Finding the modulus and argument of a complex number

[Bashyboy]

Hello,

I have the point $-1 + 2i$, for which I am asked to find the modulus and argument. The modulus was simple enough, but I am having difficulty finding the angle. The point is located in the 4th quadrant, and so I need to make certain that I calculate an angle in the range $(\frac{3 \pi}{2}, 2 \pi )$, if I wish to measure counterclockwise rotations. Here is what I did:

$\theta = \arctan(-2) = - \arctan(2)$.

So, clearly I have a negative angle, which is reasonable. However, I would like to find a positive angle, but I can't seem to wrap my head around the concept of coterminal angles and calculating angles based upon that principle.

 

[Mark44]

Hello,

I have the point $-1 + 2i$, for which I am asked to find the modulus and argument. The modulus was simple enough, but I am having difficulty finding the angle. The point is located in the 4th quadrant

No it isn't.

, and so I need to make certain that I calculate an angle in the range $(\frac{3 \pi}{2}, 2 \pi )$, if I wish to measure counterclockwise rotations. Here is what I did:

$\theta = \arctan(-2) = - \arctan(2)$.

So, clearly I have a negative angle, which is reasonable. However, I would like to find a positive angle, but I can't seem to wrap my head around the concept of coterminal angles and calculating angles based upon that principle.

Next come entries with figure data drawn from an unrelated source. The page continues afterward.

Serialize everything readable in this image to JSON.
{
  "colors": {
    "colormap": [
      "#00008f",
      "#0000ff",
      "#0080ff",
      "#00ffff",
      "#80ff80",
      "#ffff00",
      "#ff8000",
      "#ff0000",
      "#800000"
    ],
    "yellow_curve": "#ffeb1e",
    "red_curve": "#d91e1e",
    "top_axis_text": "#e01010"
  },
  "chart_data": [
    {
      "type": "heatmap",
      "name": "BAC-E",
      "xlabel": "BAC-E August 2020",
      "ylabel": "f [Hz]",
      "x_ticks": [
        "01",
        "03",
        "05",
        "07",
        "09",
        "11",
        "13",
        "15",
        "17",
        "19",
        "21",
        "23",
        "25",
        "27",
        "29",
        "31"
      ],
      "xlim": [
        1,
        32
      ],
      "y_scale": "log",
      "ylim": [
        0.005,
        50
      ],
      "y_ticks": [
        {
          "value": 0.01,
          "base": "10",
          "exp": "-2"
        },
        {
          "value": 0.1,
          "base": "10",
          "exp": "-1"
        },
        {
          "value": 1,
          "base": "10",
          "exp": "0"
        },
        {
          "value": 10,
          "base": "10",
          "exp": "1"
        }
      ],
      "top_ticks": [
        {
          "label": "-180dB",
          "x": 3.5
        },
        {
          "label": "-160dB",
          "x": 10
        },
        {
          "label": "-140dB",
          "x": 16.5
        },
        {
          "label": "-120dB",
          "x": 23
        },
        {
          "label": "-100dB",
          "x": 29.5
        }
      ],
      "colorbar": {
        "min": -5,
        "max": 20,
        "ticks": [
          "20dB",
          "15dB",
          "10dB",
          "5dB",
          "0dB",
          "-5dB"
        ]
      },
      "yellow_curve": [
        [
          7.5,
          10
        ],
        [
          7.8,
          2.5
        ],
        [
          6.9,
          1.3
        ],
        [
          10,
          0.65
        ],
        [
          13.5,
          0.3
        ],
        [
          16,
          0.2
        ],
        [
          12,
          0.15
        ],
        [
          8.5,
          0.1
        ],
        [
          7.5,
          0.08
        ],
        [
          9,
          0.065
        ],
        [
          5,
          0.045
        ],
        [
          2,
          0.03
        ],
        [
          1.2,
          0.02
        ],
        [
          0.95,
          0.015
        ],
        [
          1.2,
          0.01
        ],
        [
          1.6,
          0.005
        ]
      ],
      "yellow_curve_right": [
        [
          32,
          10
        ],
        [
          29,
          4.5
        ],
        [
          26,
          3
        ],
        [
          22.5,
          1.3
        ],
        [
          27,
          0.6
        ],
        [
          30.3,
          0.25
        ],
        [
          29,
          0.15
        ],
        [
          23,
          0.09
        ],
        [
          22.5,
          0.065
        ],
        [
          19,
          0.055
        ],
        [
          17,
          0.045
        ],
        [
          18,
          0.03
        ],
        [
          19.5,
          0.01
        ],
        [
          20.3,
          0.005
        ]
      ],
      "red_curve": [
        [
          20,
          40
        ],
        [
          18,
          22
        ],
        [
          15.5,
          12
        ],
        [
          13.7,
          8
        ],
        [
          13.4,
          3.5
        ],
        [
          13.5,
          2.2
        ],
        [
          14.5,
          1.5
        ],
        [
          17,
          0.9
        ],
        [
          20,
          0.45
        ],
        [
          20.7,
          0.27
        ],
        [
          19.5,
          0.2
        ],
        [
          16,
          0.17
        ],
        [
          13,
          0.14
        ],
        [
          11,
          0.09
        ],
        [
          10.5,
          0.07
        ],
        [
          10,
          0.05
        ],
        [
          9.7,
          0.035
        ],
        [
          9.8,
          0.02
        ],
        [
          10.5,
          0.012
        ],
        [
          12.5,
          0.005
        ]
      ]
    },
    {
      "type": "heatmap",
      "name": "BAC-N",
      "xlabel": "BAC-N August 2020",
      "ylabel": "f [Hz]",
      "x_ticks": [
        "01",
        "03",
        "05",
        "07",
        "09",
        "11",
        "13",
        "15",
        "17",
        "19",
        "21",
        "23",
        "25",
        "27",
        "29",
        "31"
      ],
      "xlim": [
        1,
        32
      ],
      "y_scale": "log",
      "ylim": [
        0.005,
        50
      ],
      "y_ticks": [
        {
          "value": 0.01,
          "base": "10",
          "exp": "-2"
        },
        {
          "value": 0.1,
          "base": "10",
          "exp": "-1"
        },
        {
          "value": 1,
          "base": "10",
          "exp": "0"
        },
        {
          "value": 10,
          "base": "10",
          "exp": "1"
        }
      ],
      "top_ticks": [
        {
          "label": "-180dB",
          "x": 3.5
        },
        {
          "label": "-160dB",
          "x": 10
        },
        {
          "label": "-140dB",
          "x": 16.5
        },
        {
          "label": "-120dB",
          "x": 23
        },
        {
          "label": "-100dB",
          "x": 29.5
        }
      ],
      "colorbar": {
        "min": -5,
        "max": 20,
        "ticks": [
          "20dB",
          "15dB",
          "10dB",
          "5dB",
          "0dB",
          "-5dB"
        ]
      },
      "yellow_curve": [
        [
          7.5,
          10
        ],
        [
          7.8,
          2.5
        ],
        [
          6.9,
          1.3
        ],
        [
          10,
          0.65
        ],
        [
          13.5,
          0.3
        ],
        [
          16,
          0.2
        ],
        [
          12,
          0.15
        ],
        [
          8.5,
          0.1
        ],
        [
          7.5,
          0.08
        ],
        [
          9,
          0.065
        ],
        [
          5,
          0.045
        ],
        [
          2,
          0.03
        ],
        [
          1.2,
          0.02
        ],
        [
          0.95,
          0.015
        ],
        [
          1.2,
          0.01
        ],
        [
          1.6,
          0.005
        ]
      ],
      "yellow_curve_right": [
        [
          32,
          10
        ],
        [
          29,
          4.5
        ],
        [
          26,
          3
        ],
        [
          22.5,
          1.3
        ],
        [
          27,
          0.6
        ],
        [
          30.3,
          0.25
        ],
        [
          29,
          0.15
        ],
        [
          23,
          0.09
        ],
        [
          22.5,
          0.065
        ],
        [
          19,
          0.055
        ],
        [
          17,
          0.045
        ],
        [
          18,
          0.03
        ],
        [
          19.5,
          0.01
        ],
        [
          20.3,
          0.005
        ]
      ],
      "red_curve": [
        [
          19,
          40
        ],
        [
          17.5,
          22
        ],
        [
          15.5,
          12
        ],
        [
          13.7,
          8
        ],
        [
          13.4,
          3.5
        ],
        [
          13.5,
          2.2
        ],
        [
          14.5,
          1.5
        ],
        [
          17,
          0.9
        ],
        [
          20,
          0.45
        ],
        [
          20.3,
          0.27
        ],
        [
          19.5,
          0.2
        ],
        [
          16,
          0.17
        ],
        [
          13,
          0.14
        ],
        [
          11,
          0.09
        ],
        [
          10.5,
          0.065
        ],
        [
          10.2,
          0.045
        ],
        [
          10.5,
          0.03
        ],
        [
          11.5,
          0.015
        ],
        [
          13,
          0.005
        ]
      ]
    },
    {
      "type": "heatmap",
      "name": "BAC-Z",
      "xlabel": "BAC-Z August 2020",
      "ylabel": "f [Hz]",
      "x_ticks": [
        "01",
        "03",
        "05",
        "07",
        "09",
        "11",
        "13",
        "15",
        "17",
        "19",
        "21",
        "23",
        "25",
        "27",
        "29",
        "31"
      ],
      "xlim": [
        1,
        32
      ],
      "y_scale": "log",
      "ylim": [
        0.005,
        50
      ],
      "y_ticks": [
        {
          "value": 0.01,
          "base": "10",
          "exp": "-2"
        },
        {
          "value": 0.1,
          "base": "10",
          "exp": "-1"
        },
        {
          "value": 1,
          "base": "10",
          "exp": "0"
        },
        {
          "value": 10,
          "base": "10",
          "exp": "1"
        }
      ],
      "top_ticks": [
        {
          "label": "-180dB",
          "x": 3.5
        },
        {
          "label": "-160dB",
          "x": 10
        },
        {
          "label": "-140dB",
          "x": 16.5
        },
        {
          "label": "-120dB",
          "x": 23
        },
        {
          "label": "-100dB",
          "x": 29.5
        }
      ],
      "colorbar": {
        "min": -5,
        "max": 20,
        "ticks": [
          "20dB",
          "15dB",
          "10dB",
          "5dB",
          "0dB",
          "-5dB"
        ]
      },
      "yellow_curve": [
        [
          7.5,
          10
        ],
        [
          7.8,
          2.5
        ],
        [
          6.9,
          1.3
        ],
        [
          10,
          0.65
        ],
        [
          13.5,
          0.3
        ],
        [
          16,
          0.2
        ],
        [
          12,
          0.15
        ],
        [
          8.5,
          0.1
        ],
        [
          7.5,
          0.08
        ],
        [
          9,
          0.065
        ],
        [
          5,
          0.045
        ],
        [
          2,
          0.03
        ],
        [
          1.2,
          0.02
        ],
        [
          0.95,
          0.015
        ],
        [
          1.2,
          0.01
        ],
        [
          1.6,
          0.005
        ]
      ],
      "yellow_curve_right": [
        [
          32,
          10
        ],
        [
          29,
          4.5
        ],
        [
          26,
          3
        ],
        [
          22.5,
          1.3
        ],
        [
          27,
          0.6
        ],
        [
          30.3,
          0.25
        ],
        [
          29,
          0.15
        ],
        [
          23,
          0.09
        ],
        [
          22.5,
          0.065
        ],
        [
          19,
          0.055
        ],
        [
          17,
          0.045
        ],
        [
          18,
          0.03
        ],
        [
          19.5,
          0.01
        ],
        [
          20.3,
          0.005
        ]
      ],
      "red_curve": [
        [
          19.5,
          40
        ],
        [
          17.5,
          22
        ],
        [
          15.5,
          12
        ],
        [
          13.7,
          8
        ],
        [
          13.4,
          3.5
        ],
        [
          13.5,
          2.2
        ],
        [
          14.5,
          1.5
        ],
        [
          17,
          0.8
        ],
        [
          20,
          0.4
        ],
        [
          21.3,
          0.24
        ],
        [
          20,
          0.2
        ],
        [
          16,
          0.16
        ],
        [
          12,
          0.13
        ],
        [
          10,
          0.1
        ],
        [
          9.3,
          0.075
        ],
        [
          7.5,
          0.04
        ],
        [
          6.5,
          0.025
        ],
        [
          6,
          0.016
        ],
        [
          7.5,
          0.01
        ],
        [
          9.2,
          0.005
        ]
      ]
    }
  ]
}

Add $2\pi$ radians to get the positive angle.

 

[Bashyboy]

Whoops, you are certainly correct. I meant to type in 1-2i. The principle is the same, however.

 

[Mark44]

Arctan(-2) will give you a negative angle. Add $2\pi$ to get a positive angle. For example, if you got $-\pi/6$, adding $2\pi$ would give you $11\pi/6$ as the positive angle.

 

[Bashyboy]

I thought you just said that I should add an angle of $\pi$.

 

[Mark44]

I confused myself. You thought the angle was in the 4th quadrant (it isn't - it's in the 2nd quadrant). Adding π would get your angle to the second quadrant, which isn't what you want. I edited my earlier post.

 

[WWGD]

You can also think of the line going through the origin and through the point 1-2i (equiv., (1, -2) in Cartesian ). This may help you visualize how to choose the right angle.

 

[Ray Vickson]

Whoops, you are certainly correct. I meant to type in 1-2i. The principle is the same, however.

For $0 < \alpha < \pi/2$ the angles $-\alpha$ and $2 \pi - \alpha$ both describe the same point in the third quadrant.